Monday, May 3, 2010

"I Am Tibetan" Poetry and Prose Pieces

High Peaks Pure Earth has been following the online activity related to pride in Tibetan identity. Our first posting about this was in the run up to Losar, Tibetan New Year. More recently, we noted the continuation of these feelings expressed online in the aftermath of the Kham earthquake

Over the Losar period, Tibetan writer Woeser posted several poetry and prose pieces written by Tibetans on her blog, all of which had the same title "I Am Tibetan".  The following translation is just one of the pieces from that post:




I Am Tibetan 
by Dechen Hengme

An imagined frail chestnut horse, In striding steps speeds over the plateau

In a place faraway I discover the ocean, its welling waves and tides

The wind gallops away over the grasslands

At this my pen came to a stop, and I felt a certain frustration and loss. The thought of an emaciated chestnut horse out on the prairie as it collapsed in the grass, thin, helpless and dirty streaked my face with tears – who had abandoned this poor horse in these desolate grasslands? Not a glimmer of light on the vast prairie but for countless miniscule starlights across the broad sky. The chestnut horse lay by a sudden bank of shingle, and the shingle was as cold as black iron with clusters of grass struggling to grow between the stones. Inky tones grow in the colors of dusk. And I’m thinking: a bank of shingle on the vast grasslands as affectionate as this by the horse, as though guarding it, and all memory of it will be lost in the last gasps of this life.

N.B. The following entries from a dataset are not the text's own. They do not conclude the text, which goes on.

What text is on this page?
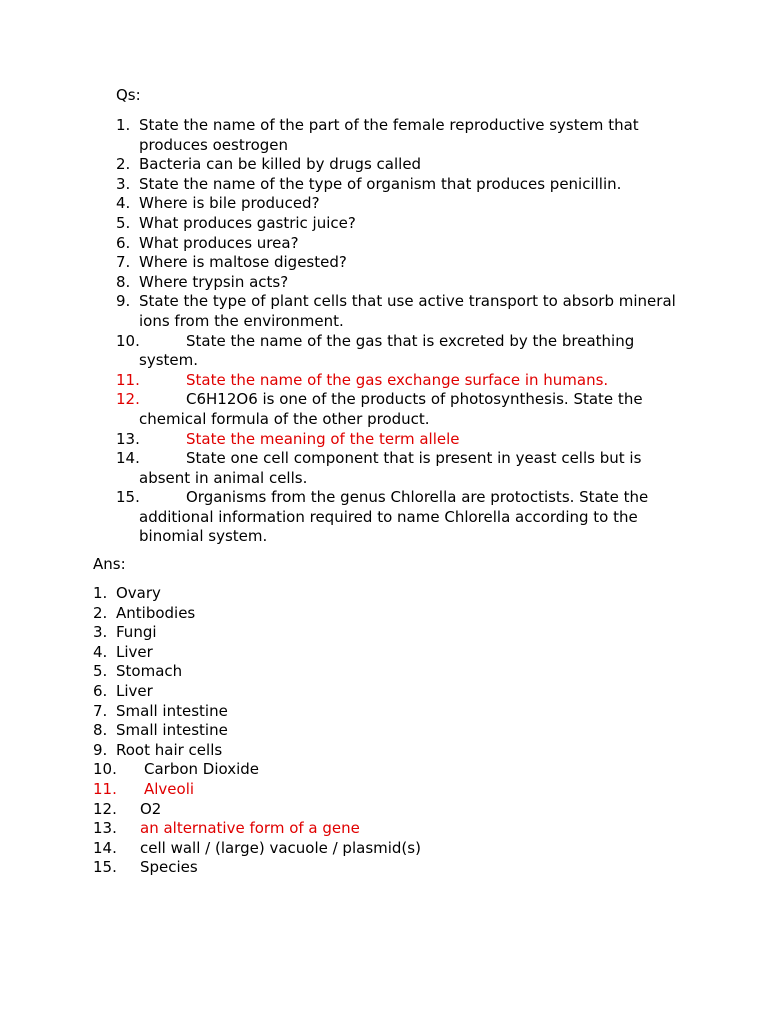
Qs:
1. State the name of the part of the female reproductive system that produces oestrogen
2. Bacteria can be killed by drugs called
3. State the name of the type of organism that produces penicillin.
4. Where is bile produced?
5. What produces gastric juice?
6. What produces urea?
7. Where is maltose digested?
8. Where trypsin acts?
9. State the type of plant cells that use active transport to absorb mineral ions from the environment.
10.	State the name of the gas that is excreted by the breathing system.
11.	State the name of the gas exchange surface in humans.
12.	C6H12O6 is one of the products of photosynthesis. State the chemical formula of the other product.
13.	State the meaning of the term allele
14.	State one cell component that is present in yeast cells but is absent in animal cells.
15.	Organisms from the genus Chlorella are protoctists. State the additional information required to name Chlorella according to the binomial system.
Ans:
1. Ovary
2. Antibodies
3. Fungi
4. Liver
5. Stomach
6. Liver
7. Small intestine
8. Small intestine
9. Root hair cells
10. Carbon Dioxide
11. Alveoli
12. O2
13. an alternative form of a gene
14. cell wall / (large) vacuole / plasmid(s)
15. Species
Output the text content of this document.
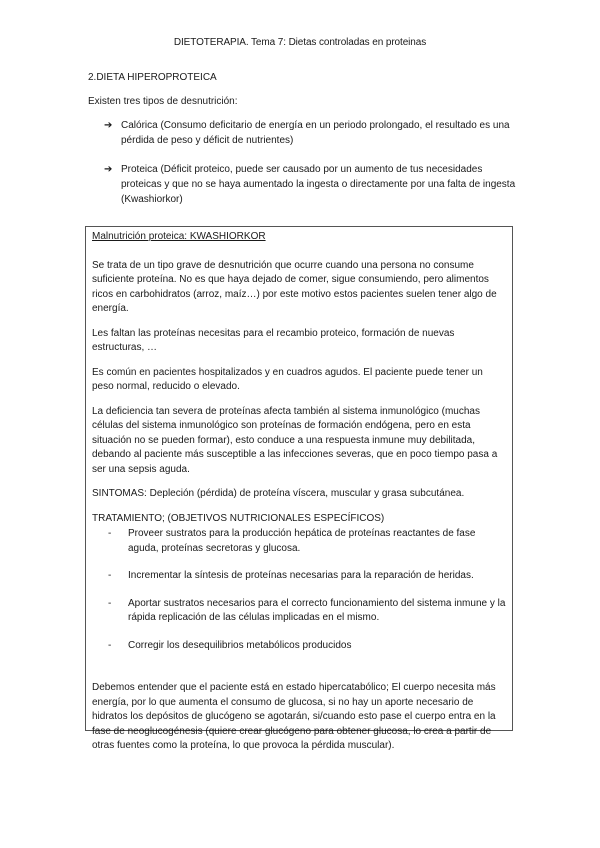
DIETOTERAPIA. Tema 7: Dietas controladas en proteinas
2.DIETA HIPEROPROTEICA
Existen tres tipos de desnutrición:
➔ Calórica (Consumo deficitario de energía en un periodo prolongado, el resultado es una pérdida de peso y déficit de nutrientes)
➔ Proteica (Déficit proteico, puede ser causado por un aumento de tus necesidades proteicas y que no se haya aumentado la ingesta o directamente por una falta de ingesta (Kwashiorkor)

Malnutrición proteica: KWASHIORKOR

Se trata de un tipo grave de desnutrición que ocurre cuando una persona no consume suficiente proteína. No es que haya dejado de comer, sigue consumiendo, pero alimentos ricos en carbohidratos (arroz, maíz…) por este motivo estos pacientes suelen tener algo de energía.

Les faltan las proteínas necesitas para el recambio proteico, formación de nuevas estructuras, …

Es común en pacientes hospitalizados y en cuadros agudos. El paciente puede tener un peso normal, reducido o elevado.

La deficiencia tan severa de proteínas afecta también al sistema inmunológico (muchas células del sistema inmunológico son proteínas de formación endógena, pero en esta situación no se pueden formar), esto conduce a una respuesta inmune muy debilitada, debando al paciente más susceptible a las infecciones severas, que en poco tiempo pasa a ser una sepsis aguda.

SINTOMAS: Depleción (pérdida) de proteína víscera, muscular y grasa subcutánea.

TRATAMIENTO; (OBJETIVOS NUTRICIONALES ESPECÍFICOS)

-	Proveer sustratos para la producción hepática de proteínas reactantes de fase aguda, proteínas secretoras y glucosa.
-	Incrementar la síntesis de proteínas necesarias para la reparación de heridas.
-	Aportar sustratos necesarios para el correcto funcionamiento del sistema inmune y la rápida replicación de las células implicadas en el mismo.
-	Corregir los desequilibrios metabólicos producidos

Debemos entender que el paciente está en estado hipercatabólico; El cuerpo necesita más energía, por lo que aumenta el consumo de glucosa, si no hay un aporte necesario de hidratos los depósitos de glucógeno se agotarán, si/cuando esto pase el cuerpo entra en la fase de neoglucogénesis (quiere crear glucógeno para obtener glucosa, lo crea a partir de otras fuentes como la proteína, lo que provoca la pérdida muscular).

The light from myriad stars outshines the moon, hidden in cloud; the moon sees all this, but sees not the recovery of life. The light from myriad stars does not stop, as though it cannot wait, but their power is so faint and remote! This horse of the imagination is frail, its body young and immature. It has probably never had the joy of running for miles across its land, let alone had the wind in its mane leading it to neigh long and hard. All that is from an age when it was young, in the memories of horses before they were lost, when it nuzzled close to its mother and drank from her udders in sunny days and every day was as cosy as the next. When wind and rain drove down to where it hid below its mother’s knee, it sheltered from disaster on disaster. But now it is left alone in the world, with nothing left but memories of black iron beside it in a desolate scene where soon it will die.

The black iron is silent and the grass upon it bends to the wind. There are no words, no questions, no answers for anything. All that remains is a wisp of a thought that accompanied by the night will pass from these vast grasslands.

Marco Polo, Qingtang
(Marco Polo is the author's pen name, Qingtang is the old name for the city known today as Xining in Qinghai Province)


Over on Woeser's other blog that she runs with Wang Lixiong that collates online articles about Tibet, the following comment appeared on April 10, 2010, at the end of a long post about the late X. Panchen Lama:



The comment reads:

Tashi Delek friends, I feel very moved, let's all keep on going together, we should all say everyday three times, I am Tibetan, I am Tibetan, I am Tibetan

Finally for this posting, on March 18, 2010, a Tibetan blogger calling themselves "Khampa Snow" posted the following "I Am Tibetan" poem online:




I am Tibetan
By "Khampa Snow"

I am Tibetan
A black-haired and ochre-faced Tibetan
My feet have trod countless snowy peaks
In our proud realm of snowy extremes
Sincere smiles
Remain through summer rains and winter snows
Our will and grit shine yet through bitter cold and cruel heat

I am Tibetan
A compassionate-hearted Tibetan
Prayer wheels and beads have flown in my hand since time eternal
Our piety was cast in Shambala’s pure lands
The six-syllable mantra is muttered
Under the discriminatory gaze of others and the ridicule of misunderstanding
We pray as ever for harmony and well-being for all living things

I am Tibetan
A Tibetan who can sing and dance
The seven colours of the rainbow are woven into my long flowing sleeves
And our jubilant dances raise the Yangtze and Yellow Rivers
Our innocent dances and
Songs of praise sound out in the golden era, delight dances through the soul

I am Tibetan
A dream-cherishing Tibetan
The wisdom and glory in the 30 letters of the Tibetan alphabet
Shine on the path of our progress
The milk of ten bright cultures
Fortifies our minds and bodies
With the blessings of our ancestors’ culture we stagger out with leaps and bounds into the ranks of the world

I am Tibetan
The agitated blood in my veins is a constant reminder
I am Tibetan
In my lilting mother tongue I want to say loudly
“I am Tibetan”

High Peaks Pure Earth will continue to translate poems and online pieces on the theme of "I Am Tibetan".